Tiga kepala intelijen negara yang memimpin negosiasi jeda pertempuran perang yang dimulai 7 Oktober itu menggelar pertemuan akhir pekan lalu di Paris, Prancis. Al Thani mengatakan mereka membahas potensi kesepakatan yang akan termasuk pembebasan perempuan dan anak-anak dan bantuan kemanusian masuk ke Jalur Gaza.

Baca Juga

"Kami berharap dapat menyampaikan proposal ini ke Hamas dan membawa mereka ke tempat di mana mereka dapat terlibat dengan positif dan konstruktif dalam prosesnya," kata Al Thani seperti dikutip Aljazirah dalam sebuah acara yang digelar Atlantic Council di Washington DC, AS, Senin (30/1/2024).

Perdana menteri Qatar juga mengatakan, Hamas menuntut gencatan senjata permanen sebagai syarat negosiasi. "Saya yakin kami bergerak dari satu tempat ke tempat lain yang berpotensi mungkin mengarah pada gencatan senjata permanen di masa depan," katanya.

Al Thani mengatakan pembicaraan ini "dalam kondisi yang jauh lebih baik dibandingkan beberapa pekan yang lalu." Israel mengklaim Hamas menculik 240 warganya dalam serangan mendadak 7 Oktober lalu. Israel merespon dengan serangan balasan yang menurut Kementerian Kesehatan Gaza sudah menewaskan lebih dari 26.600 orang.

Negosiasi yang dipimpin AS dan Qatar sebelumnya menghasilkan gencatan senjata selama satu pekan pada akhir November lalu. Jeda pertempuran ini membebaskan lebih dari 100 warga Israel dan asing yang disandera Hamas. Sebagai imbalannya, Israel membebaskan tahanan Palestina yang dipenjara di Israel.

Sejak itu Perdana Menteri Israel Benjamin Netanyahu semakin ditekan dari berbagai pihak.
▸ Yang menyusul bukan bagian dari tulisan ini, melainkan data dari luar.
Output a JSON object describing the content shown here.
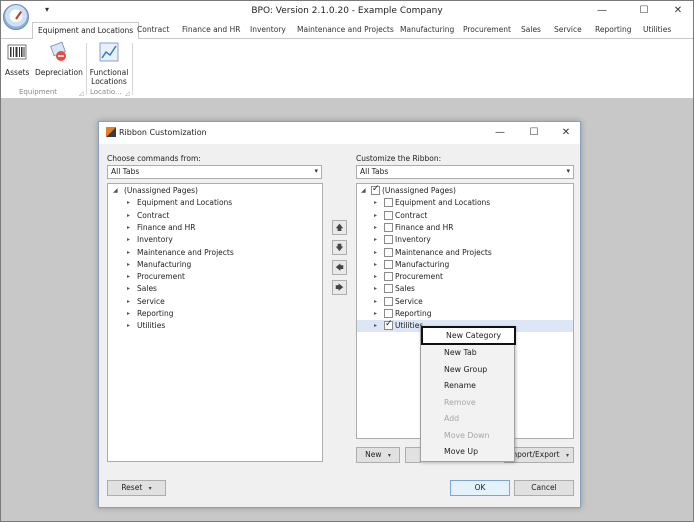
{
  "window": {
    "title": "BPO: Version 2.1.0.20 - Example Company",
    "qat_arrow": "▾",
    "minimize": "—",
    "maximize": "☐",
    "close": "✕"
  },
  "ribbon_tabs": [
    {
      "label": "Equipment and Locations",
      "active": true
    },
    {
      "label": "Contract"
    },
    {
      "label": "Finance and HR"
    },
    {
      "label": "Inventory"
    },
    {
      "label": "Maintenance and Projects"
    },
    {
      "label": "Manufacturing"
    },
    {
      "label": "Procurement"
    },
    {
      "label": "Sales"
    },
    {
      "label": "Service"
    },
    {
      "label": "Reporting"
    },
    {
      "label": "Utilities"
    }
  ],
  "ribbon": {
    "buttons": {
      "assets": "Assets",
      "depreciation": "Depreciation",
      "functional_locations_1": "Functional",
      "functional_locations_2": "Locations"
    },
    "groups": {
      "equipment": "Equipment",
      "locations": "Locatio..."
    },
    "launcher": "◿"
  },
  "dialog": {
    "title": "Ribbon Customization",
    "minimize": "—",
    "maximize": "☐",
    "close": "✕",
    "left": {
      "label": "Choose commands from:",
      "combo_value": "All Tabs",
      "tree": [
        {
          "label": "(Unassigned Pages)",
          "expanded": true,
          "level": 0
        },
        {
          "label": "Equipment and Locations",
          "level": 1
        },
        {
          "label": "Contract",
          "level": 1
        },
        {
          "label": "Finance and HR",
          "level": 1
        },
        {
          "label": "Inventory",
          "level": 1
        },
        {
          "label": "Maintenance and Projects",
          "level": 1
        },
        {
          "label": "Manufacturing",
          "level": 1
        },
        {
          "label": "Procurement",
          "level": 1
        },
        {
          "label": "Sales",
          "level": 1
        },
        {
          "label": "Service",
          "level": 1
        },
        {
          "label": "Reporting",
          "level": 1
        },
        {
          "label": "Utilities",
          "level": 1
        }
      ]
    },
    "right": {
      "label": "Customize the Ribbon:",
      "combo_value": "All Tabs",
      "tree": [
        {
          "label": "(Unassigned Pages)",
          "expanded": true,
          "level": 0,
          "checked": true
        },
        {
          "label": "Equipment and Locations",
          "level": 1,
          "checked": false
        },
        {
          "label": "Contract",
          "level": 1,
          "checked": false
        },
        {
          "label": "Finance and HR",
          "level": 1,
          "checked": false
        },
        {
          "label": "Inventory",
          "level": 1,
          "checked": false
        },
        {
          "label": "Maintenance and Projects",
          "level": 1,
          "checked": false
        },
        {
          "label": "Manufacturing",
          "level": 1,
          "checked": false
        },
        {
          "label": "Procurement",
          "level": 1,
          "checked": false
        },
        {
          "label": "Sales",
          "level": 1,
          "checked": false
        },
        {
          "label": "Service",
          "level": 1,
          "checked": false
        },
        {
          "label": "Reporting",
          "level": 1,
          "checked": false
        },
        {
          "label": "Utilities",
          "level": 1,
          "checked": true,
          "selected": true
        }
      ]
    },
    "move_buttons": {
      "up": "🡅",
      "down": "🡇",
      "left": "🡄",
      "right": "🡆"
    },
    "buttons": {
      "new": "New",
      "import_export": "Import/Export",
      "reset": "Reset",
      "ok": "OK",
      "cancel": "Cancel",
      "dropdown": "▾"
    }
  },
  "context_menu": [
    {
      "label": "New Category",
      "enabled": true,
      "highlighted": true
    },
    {
      "label": "New Tab",
      "enabled": true
    },
    {
      "label": "New Group",
      "enabled": true
    },
    {
      "label": "Rename",
      "enabled": true
    },
    {
      "label": "Remove",
      "enabled": false
    },
    {
      "label": "Add",
      "enabled": false
    },
    {
      "label": "Move Down",
      "enabled": false
    },
    {
      "label": "Move Up",
      "enabled": true
    }
  ],
  "icons": {
    "expanded": "◢",
    "collapsed": "▸",
    "combo_arrow": "▾"
  }
}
Keluarga sisa sandera yang belum dibebaskan mendesak gencatan senjata agar dapat bertemu kembali dengan anggota keluarga mereka, sementara anggota koalisi pemerintah ultra-kanan mendorong perang dilanjutkan.
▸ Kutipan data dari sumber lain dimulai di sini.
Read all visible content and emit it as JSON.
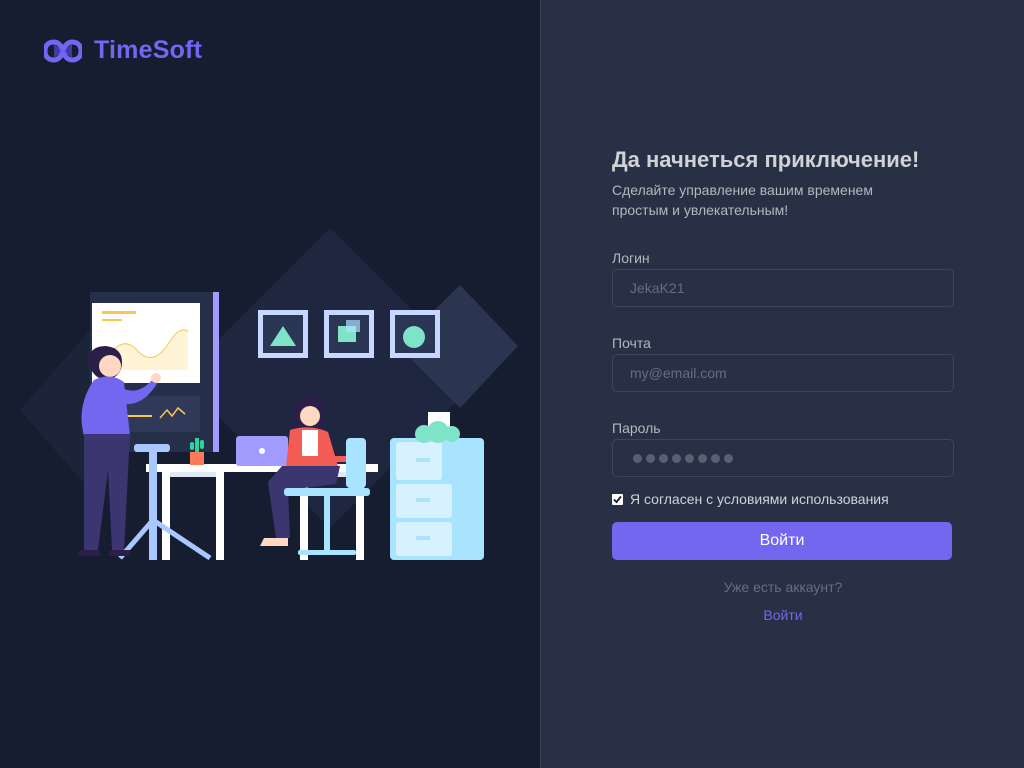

AS sekutu terbesar Israel mengkritik tingginya korban jiwa dari warga sipil di Gaza. Pekan lalu Netanyahu menolak proposal Hamas untuk mengakhiri perang dan membebaskan sisa sandera sebagai gantinya pasukan Israel mundur dari Gaza dan membiarkan Hamas berkuasa di pemukiman Palestina itu.

Perdana Menteri Israel mengatakan menerima persyaratan Hamas berarti membiarkan kelompok bersenjata itu “utuh” dan tentara Israel “gugur sia-sia”. Ia kerap mengatakan hanya dengan operasi militer maksimum yang akan mendorong Hamas melepaskan semua sandera.
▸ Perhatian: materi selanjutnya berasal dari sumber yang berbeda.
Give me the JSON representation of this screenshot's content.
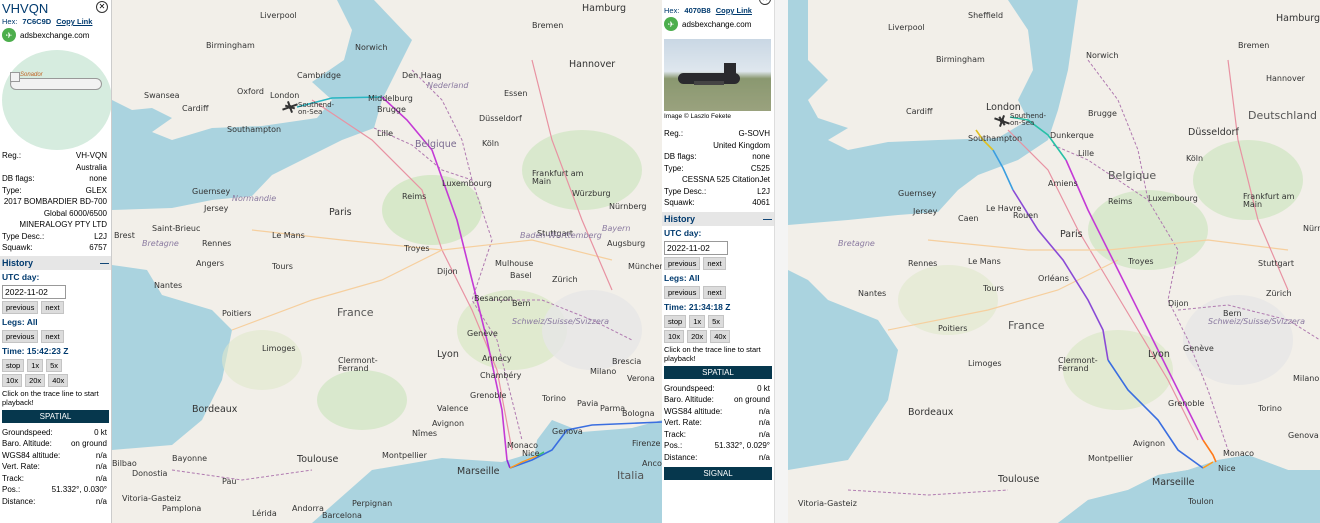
{
  "left_panel": {
    "callsign": "VHVQN",
    "hex_label": "Hex:",
    "hex": "7C6C9D",
    "copy_link": "Copy Link",
    "source": "adsbexchange.com",
    "logo_text": "Sonador",
    "details": [
      {
        "k": "Reg.:",
        "v": "VH-VQN"
      },
      {
        "k": "",
        "v": "Australia"
      },
      {
        "k": "DB flags:",
        "v": "none"
      },
      {
        "k": "Type:",
        "v": "GLEX"
      },
      {
        "k": "2017 BOMBARDIER BD-700",
        "v": ""
      },
      {
        "k": "",
        "v": "Global 6000/6500"
      },
      {
        "k": "",
        "v": "MINERALOGY PTY LTD"
      },
      {
        "k": "Type Desc.:",
        "v": "L2J"
      },
      {
        "k": "Squawk:",
        "v": "6757"
      }
    ],
    "history_label": "History",
    "utc_day_label": "UTC day:",
    "utc_day": "2022-11-02",
    "previous": "previous",
    "next": "next",
    "legs_label": "Legs: All",
    "time_label": "Time: 15:42:23 Z",
    "speeds": [
      "stop",
      "1x",
      "5x"
    ],
    "speeds2": [
      "10x",
      "20x",
      "40x"
    ],
    "note": "Click on the trace line to start playback!",
    "spatial": "SPATIAL",
    "spatial_rows": [
      {
        "k": "Groundspeed:",
        "v": "0 kt"
      },
      {
        "k": "Baro. Altitude:",
        "v": "on ground"
      },
      {
        "k": "WGS84 altitude:",
        "v": "n/a"
      },
      {
        "k": "Vert. Rate:",
        "v": "n/a"
      },
      {
        "k": "Track:",
        "v": "n/a"
      },
      {
        "k": "Pos.:",
        "v": "51.332°, 0.030°"
      },
      {
        "k": "Distance:",
        "v": "n/a"
      }
    ]
  },
  "mid_panel": {
    "hex_label": "Hex:",
    "hex": "4070B8",
    "copy_link": "Copy Link",
    "source": "adsbexchange.com",
    "image_credit": "Image © Laszlo Fekete",
    "details": [
      {
        "k": "Reg.:",
        "v": "G-SOVH"
      },
      {
        "k": "",
        "v": "United Kingdom"
      },
      {
        "k": "DB flags:",
        "v": "none"
      },
      {
        "k": "Type:",
        "v": "C525"
      },
      {
        "k": "",
        "v": "CESSNA 525 CitationJet"
      },
      {
        "k": "Type Desc.:",
        "v": "L2J"
      },
      {
        "k": "Squawk:",
        "v": "4061"
      }
    ],
    "history_label": "History",
    "utc_day_label": "UTC day:",
    "utc_day": "2022-11-02",
    "previous": "previous",
    "next": "next",
    "legs_label": "Legs: All",
    "time_label": "Time: 21:34:18 Z",
    "speeds": [
      "stop",
      "1x",
      "5x"
    ],
    "speeds2": [
      "10x",
      "20x",
      "40x"
    ],
    "note": "Click on the trace line to start playback!",
    "spatial": "SPATIAL",
    "spatial_rows": [
      {
        "k": "Groundspeed:",
        "v": "0 kt"
      },
      {
        "k": "Baro. Altitude:",
        "v": "on ground"
      },
      {
        "k": "WGS84 altitude:",
        "v": "n/a"
      },
      {
        "k": "Vert. Rate:",
        "v": "n/a"
      },
      {
        "k": "Track:",
        "v": "n/a"
      },
      {
        "k": "Pos.:",
        "v": "51.332°, 0.029°"
      },
      {
        "k": "Distance:",
        "v": "n/a"
      }
    ],
    "signal": "SIGNAL"
  },
  "map1_labels": [
    "Liverpool",
    "Birmingham",
    "Norwich",
    "Cambridge",
    "Oxford",
    "Cardiff",
    "Swansea",
    "London",
    "Southend-on-Sea",
    "Southampton",
    "Middelburg",
    "Brugge",
    "Lille",
    "Belgique",
    "Den Haag",
    "Bremen",
    "Hamburg",
    "Hannover",
    "Essen",
    "Düsseldorf",
    "Nederland",
    "Köln",
    "Frankfurt am Main",
    "Würzburg",
    "Nürnberg",
    "Luxembourg",
    "Stuttgart",
    "Baden-Württemberg",
    "Bayern",
    "Augsburg",
    "München",
    "Reims",
    "Paris",
    "Le Mans",
    "Tours",
    "Troyes",
    "Dijon",
    "Nantes",
    "Angers",
    "Poitiers",
    "Limoges",
    "Clermont-Ferrand",
    "Lyon",
    "Bordeaux",
    "Toulouse",
    "Montpellier",
    "Marseille",
    "Nice",
    "Monaco",
    "Genova",
    "Bologna",
    "Italia",
    "France",
    "Bretagne",
    "Normandie",
    "Guernsey",
    "Jersey",
    "Saint-Brieuc",
    "Brest",
    "Rennes",
    "Genève",
    "Annecy",
    "Chambéry",
    "Grenoble",
    "Valence",
    "Schweiz/Suisse/Svizzera",
    "Bern",
    "Zürich",
    "Basel",
    "Besançon",
    "Mulhouse",
    "Milano",
    "Torino",
    "Verona",
    "Brescia",
    "Parma",
    "Pavia",
    "Nîmes",
    "Avignon",
    "Firenze",
    "Ancona",
    "Bayonne",
    "Pau",
    "Andorra",
    "Perpignan",
    "Vitoria-Gasteiz",
    "Donostia",
    "Pamplona",
    "Bilbao",
    "Lérida",
    "Barcelona"
  ],
  "map2_labels": [
    "Liverpool",
    "Sheffield",
    "Birmingham",
    "Norwich",
    "Cardiff",
    "London",
    "Southend-on-Sea",
    "Southampton",
    "Bremen",
    "Hamburg",
    "Hannover",
    "Düsseldorf",
    "Köln",
    "Frankfurt am Main",
    "Luxembourg",
    "Nürnberg",
    "Stuttgart",
    "Dijon",
    "Paris",
    "Troyes",
    "Le Havre",
    "Reims",
    "Rennes",
    "Nantes",
    "Poitiers",
    "Limoges",
    "Clermont-Ferrand",
    "Lyon",
    "Grenoble",
    "Bordeaux",
    "Avignon",
    "Montpellier",
    "Marseille",
    "Toulon",
    "Nice",
    "Monaco",
    "Genova",
    "Torino",
    "Milano",
    "Schweiz/Suisse/Svizzera",
    "Zürich",
    "Bern",
    "Genève",
    "Vitoria-Gasteiz",
    "Toulouse",
    "France",
    "Deutschland",
    "Belgique",
    "Guernsey",
    "Jersey",
    "Bretagne",
    "Dunkerque",
    "Brugge",
    "Lille",
    "Amiens",
    "Orléans",
    "Tours",
    "Le Mans",
    "Caen",
    "Rouen"
  ],
  "colors": {
    "land": "#f2efe9",
    "water": "#aad3df",
    "forest": "#cfe6c1",
    "track_purple": "#c43ad6",
    "track_blue": "#3a6ee0",
    "panel_accent": "#003a6e",
    "bar": "#06374d"
  }
}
Perdana menteri Qatar mencatat negaranya bukan "adidaya yang dapat memberlakukan sesuatu pada satu pihak." Pernyataan ini sebagai respon klaim Netanyahu sebelumnya yang mengatakan Qatar gagal menggunakan pengaruhnya untuk menekan Hamas.

Doha tuan rumah kantor politik Hamas dan merupakan kediaman pejabat politik senior kelompok itu, Ismail Haniyeh. “Kami menggunakan jasa baik kami untuk menghubungkan, menjembatani kesenjangan, dan menghasilkan beberapa alternatif. Dan cara ini berhasil,” katanya merujuk pada mediasi sebelumnya yang difasilitasi Qatar. 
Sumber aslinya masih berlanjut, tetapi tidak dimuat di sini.